Impact of COVID-19 on Education — Practical AI Architecture to determine online learning efficacy
COVID-19 has had a broad impact across multiple industries — one of the heavily impacted sectors is Education. Schools have switched to online classes for the rest of the academic year (2019–2020). Based on a recent McKinsey research (shown below), it is still too early to predict if the in-person classes will start from the Fall of 2020. This research was done mainly for higher education institutions, but is relevant for K-12 system as well.
Google has offered access to all the public schools to leverage their “Google Classroom” and “Google Meet” as the platform for online course creation and distribution. An exponential surge in usage of online instant messaging platforms like Microsoft Teams, Zoom, Slack, WhatsApp has become the new norm for work, school, and social interaction.
It is not unrealistic to expect that we need to get used to the new way of learning through increasingly remote online platform. For the last few years, Massive Open Online Courses (MOOC) movement has enabled to have a balance between online/self-paced learning and face to face interactive learning that is held in a classic classroom setting. One of the challenges in a remote online based learning mode is to understand how well the student is engaged during an online session delivered by the teacher.
In a physical classroom, the teacher is able to interact and monitor the kids and provide personalized attention for certain kids who may require additional help. It is hard to get this level of feedback and interaction when the teacher is interacting with 25 kids in a virtual classroom setting. This is where technology comes to the rescue. All recent laptops used by the students are equipped with a camera and a mouse. Real time facial recognition using Convolutional Neural Networks (CNN) coupled with tracking of mouse movement and keyboard recognition can be used as cues for a Deep Learning/Machine learning model to determine student engagement.

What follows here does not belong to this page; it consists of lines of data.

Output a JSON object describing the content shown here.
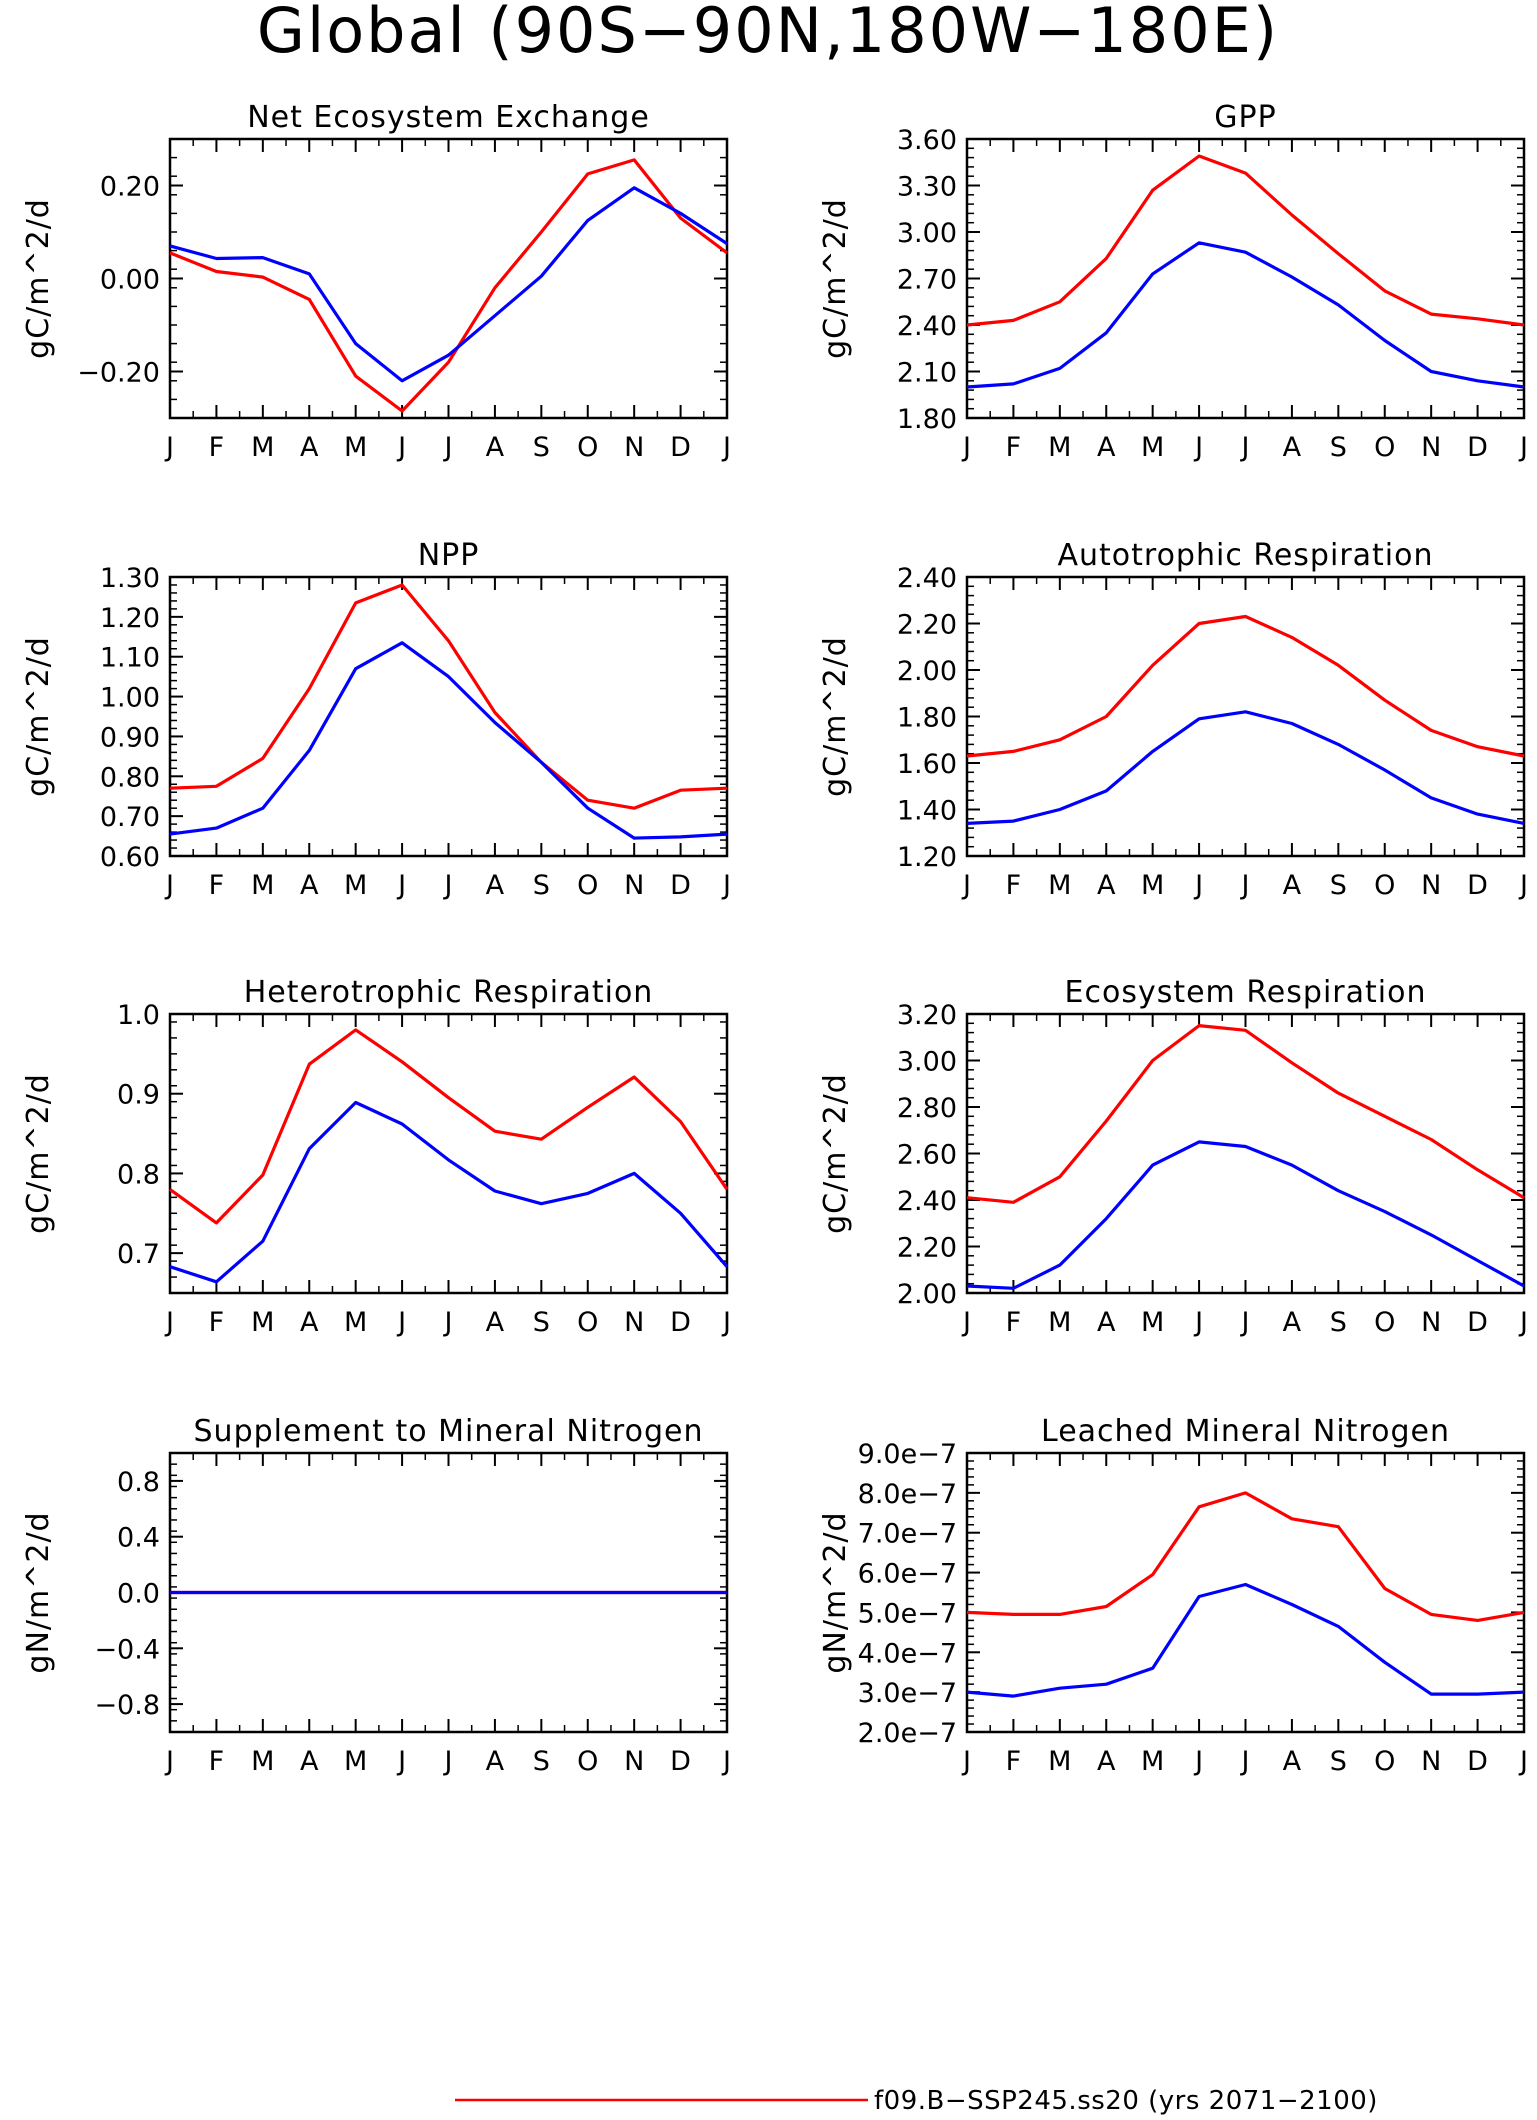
{
  "figure": {
    "title": "Global (90S−90N,180W−180E)",
    "legend": [
      {
        "label": "f09.B−SSP245.ss20 (yrs 2071−2100)",
        "color": "#ff0000"
      }
    ]
  },
  "colors": {
    "series_red": "#ff0000",
    "series_blue": "#0000ff"
  },
  "chart_data": [
    {
      "type": "line",
      "title": "Net Ecosystem Exchange",
      "ylabel": "gC/m^2/d",
      "categories": [
        "J",
        "F",
        "M",
        "A",
        "M",
        "J",
        "J",
        "A",
        "S",
        "O",
        "N",
        "D",
        "J"
      ],
      "ylim": [
        -0.3,
        0.3
      ],
      "yticks": [
        -0.2,
        0.0,
        0.2
      ],
      "ytick_labels": [
        "−0.20",
        "0.00",
        "0.20"
      ],
      "series": [
        {
          "color": "#ff0000",
          "values": [
            0.055,
            0.015,
            0.003,
            -0.045,
            -0.21,
            -0.285,
            -0.18,
            -0.02,
            0.1,
            0.225,
            0.255,
            0.13,
            0.055
          ]
        },
        {
          "color": "#0000ff",
          "values": [
            0.07,
            0.043,
            0.045,
            0.01,
            -0.14,
            -0.22,
            -0.165,
            -0.08,
            0.005,
            0.125,
            0.195,
            0.14,
            0.075
          ]
        }
      ]
    },
    {
      "type": "line",
      "title": "GPP",
      "ylabel": "gC/m^2/d",
      "categories": [
        "J",
        "F",
        "M",
        "A",
        "M",
        "J",
        "J",
        "A",
        "S",
        "O",
        "N",
        "D",
        "J"
      ],
      "ylim": [
        1.8,
        3.6
      ],
      "yticks": [
        1.8,
        2.1,
        2.4,
        2.7,
        3.0,
        3.3,
        3.6
      ],
      "ytick_labels": [
        "1.80",
        "2.10",
        "2.40",
        "2.70",
        "3.00",
        "3.30",
        "3.60"
      ],
      "series": [
        {
          "color": "#ff0000",
          "values": [
            2.4,
            2.43,
            2.55,
            2.83,
            3.27,
            3.49,
            3.38,
            3.11,
            2.86,
            2.62,
            2.47,
            2.44,
            2.4
          ]
        },
        {
          "color": "#0000ff",
          "values": [
            2.0,
            2.02,
            2.12,
            2.35,
            2.73,
            2.93,
            2.87,
            2.71,
            2.53,
            2.3,
            2.1,
            2.04,
            2.0
          ]
        }
      ]
    },
    {
      "type": "line",
      "title": "NPP",
      "ylabel": "gC/m^2/d",
      "categories": [
        "J",
        "F",
        "M",
        "A",
        "M",
        "J",
        "J",
        "A",
        "S",
        "O",
        "N",
        "D",
        "J"
      ],
      "ylim": [
        0.6,
        1.3
      ],
      "yticks": [
        0.6,
        0.7,
        0.8,
        0.9,
        1.0,
        1.1,
        1.2,
        1.3
      ],
      "ytick_labels": [
        "0.60",
        "0.70",
        "0.80",
        "0.90",
        "1.00",
        "1.10",
        "1.20",
        "1.30"
      ],
      "series": [
        {
          "color": "#ff0000",
          "values": [
            0.77,
            0.775,
            0.845,
            1.02,
            1.235,
            1.28,
            1.14,
            0.96,
            0.835,
            0.74,
            0.72,
            0.765,
            0.77
          ]
        },
        {
          "color": "#0000ff",
          "values": [
            0.655,
            0.67,
            0.72,
            0.865,
            1.07,
            1.135,
            1.05,
            0.935,
            0.835,
            0.72,
            0.645,
            0.648,
            0.655
          ]
        }
      ]
    },
    {
      "type": "line",
      "title": "Autotrophic Respiration",
      "ylabel": "gC/m^2/d",
      "categories": [
        "J",
        "F",
        "M",
        "A",
        "M",
        "J",
        "J",
        "A",
        "S",
        "O",
        "N",
        "D",
        "J"
      ],
      "ylim": [
        1.2,
        2.4
      ],
      "yticks": [
        1.2,
        1.4,
        1.6,
        1.8,
        2.0,
        2.2,
        2.4
      ],
      "ytick_labels": [
        "1.20",
        "1.40",
        "1.60",
        "1.80",
        "2.00",
        "2.20",
        "2.40"
      ],
      "series": [
        {
          "color": "#ff0000",
          "values": [
            1.63,
            1.65,
            1.7,
            1.8,
            2.02,
            2.2,
            2.23,
            2.14,
            2.02,
            1.87,
            1.74,
            1.67,
            1.63
          ]
        },
        {
          "color": "#0000ff",
          "values": [
            1.34,
            1.35,
            1.4,
            1.48,
            1.65,
            1.79,
            1.82,
            1.77,
            1.68,
            1.57,
            1.45,
            1.38,
            1.34
          ]
        }
      ]
    },
    {
      "type": "line",
      "title": "Heterotrophic Respiration",
      "ylabel": "gC/m^2/d",
      "categories": [
        "J",
        "F",
        "M",
        "A",
        "M",
        "J",
        "J",
        "A",
        "S",
        "O",
        "N",
        "D",
        "J"
      ],
      "ylim": [
        0.65,
        1.0
      ],
      "yticks": [
        0.7,
        0.8,
        0.9,
        1.0
      ],
      "ytick_labels": [
        "0.7",
        "0.8",
        "0.9",
        "1.0"
      ],
      "series": [
        {
          "color": "#ff0000",
          "values": [
            0.78,
            0.738,
            0.798,
            0.937,
            0.98,
            0.94,
            0.895,
            0.853,
            0.843,
            0.883,
            0.921,
            0.865,
            0.78
          ]
        },
        {
          "color": "#0000ff",
          "values": [
            0.683,
            0.664,
            0.715,
            0.831,
            0.889,
            0.862,
            0.817,
            0.778,
            0.762,
            0.775,
            0.8,
            0.75,
            0.683
          ]
        }
      ]
    },
    {
      "type": "line",
      "title": "Ecosystem Respiration",
      "ylabel": "gC/m^2/d",
      "categories": [
        "J",
        "F",
        "M",
        "A",
        "M",
        "J",
        "J",
        "A",
        "S",
        "O",
        "N",
        "D",
        "J"
      ],
      "ylim": [
        2.0,
        3.2
      ],
      "yticks": [
        2.0,
        2.2,
        2.4,
        2.6,
        2.8,
        3.0,
        3.2
      ],
      "ytick_labels": [
        "2.00",
        "2.20",
        "2.40",
        "2.60",
        "2.80",
        "3.00",
        "3.20"
      ],
      "series": [
        {
          "color": "#ff0000",
          "values": [
            2.41,
            2.39,
            2.5,
            2.74,
            3.0,
            3.15,
            3.13,
            2.99,
            2.86,
            2.76,
            2.66,
            2.53,
            2.41
          ]
        },
        {
          "color": "#0000ff",
          "values": [
            2.03,
            2.02,
            2.12,
            2.32,
            2.55,
            2.65,
            2.63,
            2.55,
            2.44,
            2.35,
            2.25,
            2.14,
            2.03
          ]
        }
      ]
    },
    {
      "type": "line",
      "title": "Supplement to Mineral Nitrogen",
      "ylabel": "gN/m^2/d",
      "categories": [
        "J",
        "F",
        "M",
        "A",
        "M",
        "J",
        "J",
        "A",
        "S",
        "O",
        "N",
        "D",
        "J"
      ],
      "ylim": [
        -1.0,
        1.0
      ],
      "yticks": [
        -0.8,
        -0.4,
        0.0,
        0.4,
        0.8
      ],
      "ytick_labels": [
        "−0.8",
        "−0.4",
        "0.0",
        "0.4",
        "0.8"
      ],
      "series": [
        {
          "color": "#ff0000",
          "values": [
            0,
            0,
            0,
            0,
            0,
            0,
            0,
            0,
            0,
            0,
            0,
            0,
            0
          ]
        },
        {
          "color": "#0000ff",
          "values": [
            0,
            0,
            0,
            0,
            0,
            0,
            0,
            0,
            0,
            0,
            0,
            0,
            0
          ]
        }
      ]
    },
    {
      "type": "line",
      "title": "Leached Mineral Nitrogen",
      "ylabel": "gN/m^2/d",
      "categories": [
        "J",
        "F",
        "M",
        "A",
        "M",
        "J",
        "J",
        "A",
        "S",
        "O",
        "N",
        "D",
        "J"
      ],
      "ylim": [
        2e-07,
        9e-07
      ],
      "yticks": [
        2e-07,
        3e-07,
        4e-07,
        5e-07,
        6e-07,
        7e-07,
        8e-07,
        9e-07
      ],
      "ytick_labels": [
        "2.0e−7",
        "3.0e−7",
        "4.0e−7",
        "5.0e−7",
        "6.0e−7",
        "7.0e−7",
        "8.0e−7",
        "9.0e−7"
      ],
      "series": [
        {
          "color": "#ff0000",
          "values": [
            5e-07,
            4.95e-07,
            4.95e-07,
            5.15e-07,
            5.95e-07,
            7.65e-07,
            8e-07,
            7.35e-07,
            7.15e-07,
            5.6e-07,
            4.95e-07,
            4.8e-07,
            5e-07
          ]
        },
        {
          "color": "#0000ff",
          "values": [
            3e-07,
            2.9e-07,
            3.1e-07,
            3.2e-07,
            3.6e-07,
            5.4e-07,
            5.7e-07,
            5.2e-07,
            4.65e-07,
            3.75e-07,
            2.95e-07,
            2.95e-07,
            3e-07
          ]
        }
      ]
    }
  ]
}
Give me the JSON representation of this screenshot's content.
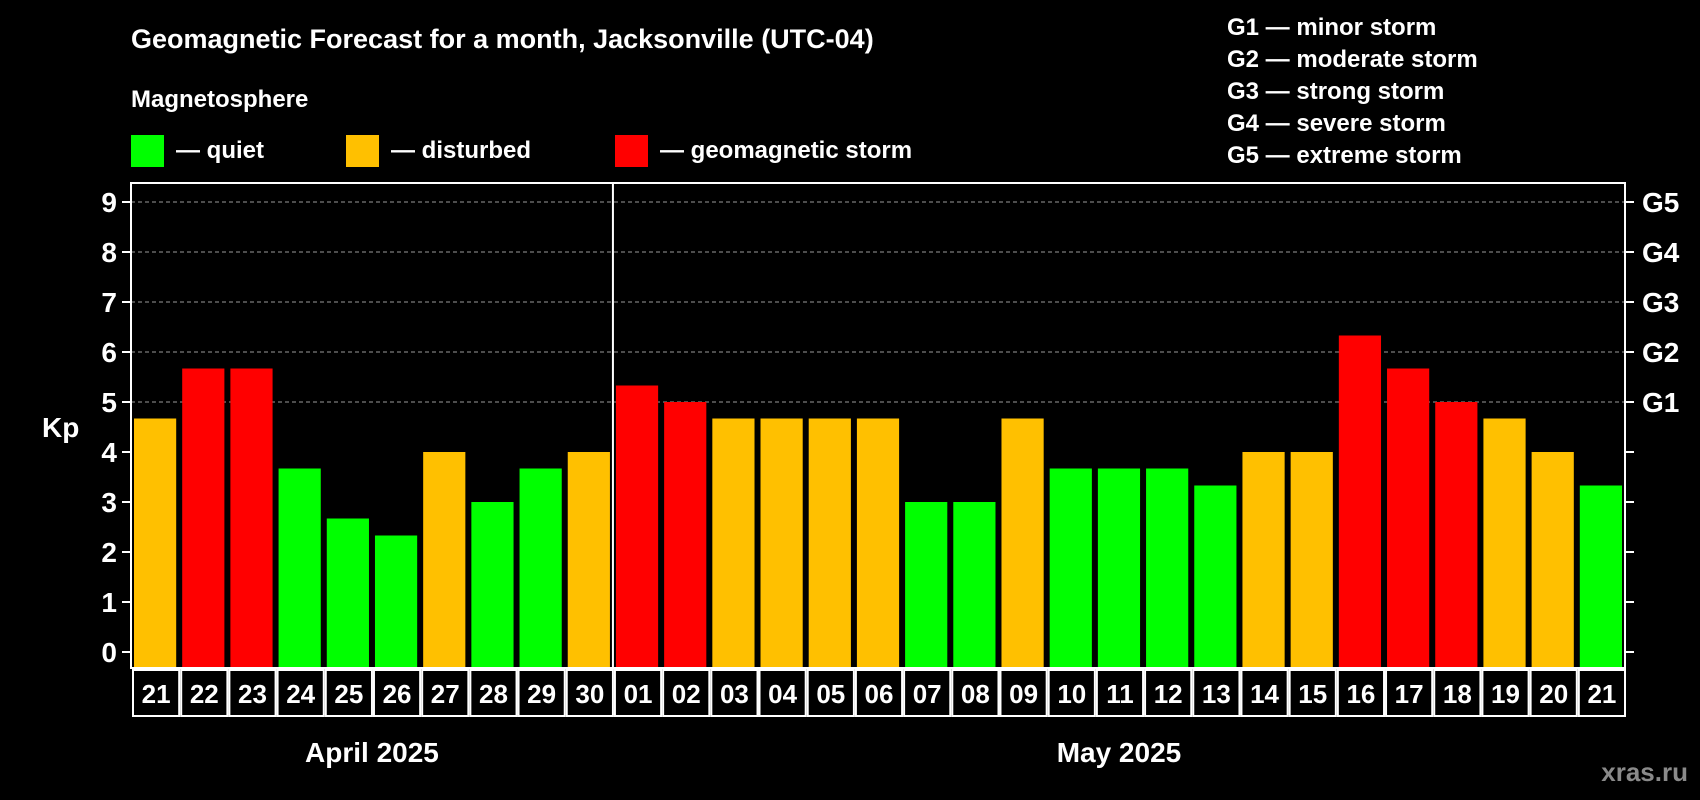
{
  "chart_data": {
    "type": "bar",
    "title": "Geomagnetic Forecast for a month, Jacksonville (UTC-04)",
    "subtitle": "Magnetosphere",
    "ylabel": "Kp",
    "ylim": [
      0,
      9
    ],
    "yticks": [
      "0",
      "1",
      "2",
      "3",
      "4",
      "5",
      "6",
      "7",
      "8",
      "9"
    ],
    "right_ticks": [
      {
        "kp": 5,
        "label": "G1"
      },
      {
        "kp": 6,
        "label": "G2"
      },
      {
        "kp": 7,
        "label": "G3"
      },
      {
        "kp": 8,
        "label": "G4"
      },
      {
        "kp": 9,
        "label": "G5"
      }
    ],
    "grid": true,
    "categories": [
      "21",
      "22",
      "23",
      "24",
      "25",
      "26",
      "27",
      "28",
      "29",
      "30",
      "01",
      "02",
      "03",
      "04",
      "05",
      "06",
      "07",
      "08",
      "09",
      "10",
      "11",
      "12",
      "13",
      "14",
      "15",
      "16",
      "17",
      "18",
      "19",
      "20",
      "21"
    ],
    "values": [
      4.67,
      5.67,
      5.67,
      3.67,
      2.67,
      2.33,
      4,
      3,
      3.67,
      4,
      5.33,
      5,
      4.67,
      4.67,
      4.67,
      4.67,
      3,
      3,
      4.67,
      3.67,
      3.67,
      3.67,
      3.33,
      4,
      4,
      6.33,
      5.67,
      5,
      4.67,
      4,
      3.33
    ],
    "months": [
      {
        "label": "April 2025",
        "count": 10
      },
      {
        "label": "May 2025",
        "count": 21
      }
    ],
    "legend": [
      {
        "label": "— quiet",
        "color": "#00ff00"
      },
      {
        "label": "— disturbed",
        "color": "#ffc000"
      },
      {
        "label": "— geomagnetic storm",
        "color": "#ff0000"
      }
    ],
    "storm_scale": [
      "G1 — minor storm",
      "G2 — moderate storm",
      "G3 — strong storm",
      "G4 — severe storm",
      "G5 — extreme storm"
    ]
  },
  "watermark": "xras.ru"
}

A sample architecture for the solution using Azure is shown below. The solution works in a classroom setting where you have multiple inputs from sensors for light, heat, HVAC, and classroom information such as location, room number, number of students checked in with their smart IDs etc. It can also be used for a remote classroom where the inputs are the camera, mouse tracking, and keyboard input.
1. The inputs are pre-processed and sent to a bidirectional IoT Hub.
2. For a remote student logging in with their unique student ID, an association is made for the ID and the facial image associated with student name. Using Microsoft Azure Cognitive Services, we can use facial recognition API to see if the student is distracted. Face API provides one of these many emotions without writing any custom code –“anger, contempt, disgust, fear, happiness, neutral, sadness, surprise”
3. The real time facial features along with keyboard and mouse inputs form a Time Series data that can be analyzed through Azure Stream Analytics (ASA). For further processing, data can be stored in warm storage using Cosmos DB or cold storage using Blob Storage.
4. Azure Machine Learning Studio can be used for drag and drop experience using numerous pre-built machine learning models. Long Short-Term Memory (LSTM) neural networks are generally used for “time series” data that is ingested real time.
5. Teacher can see real time reports of which kid is distracted or engaged through powerful dashboards that are updated real time using Power BI.
It is helpful to have a baseline image dataset that can be used as the corpus for supervised machine learning of data frames of student faces captured through the camera. You can use the DAiSEE (Dataset for Affective States in E-Environments) dataset for this purpose. You can learn more about this dataset at https://iith.ac.in/~daisee-dataset/
As an example, here is a picture showing students with different levels of engagement based on the Face API interpretation.
- The first row (a-d) shows students with normal engagement.
- The second row (e-h) shows students with high engagement.
- The third row (i-l) shows students with low engagement
In this article we have provided a high level overview of one possible solution that can be built using the services in Microsoft Azure platform and pre-built machine learning datasets. As we get used to the new norm of remote online learning, there are opportunities to create disruptive solutions to educate students in a safe, effective, engaging, and scalable ways.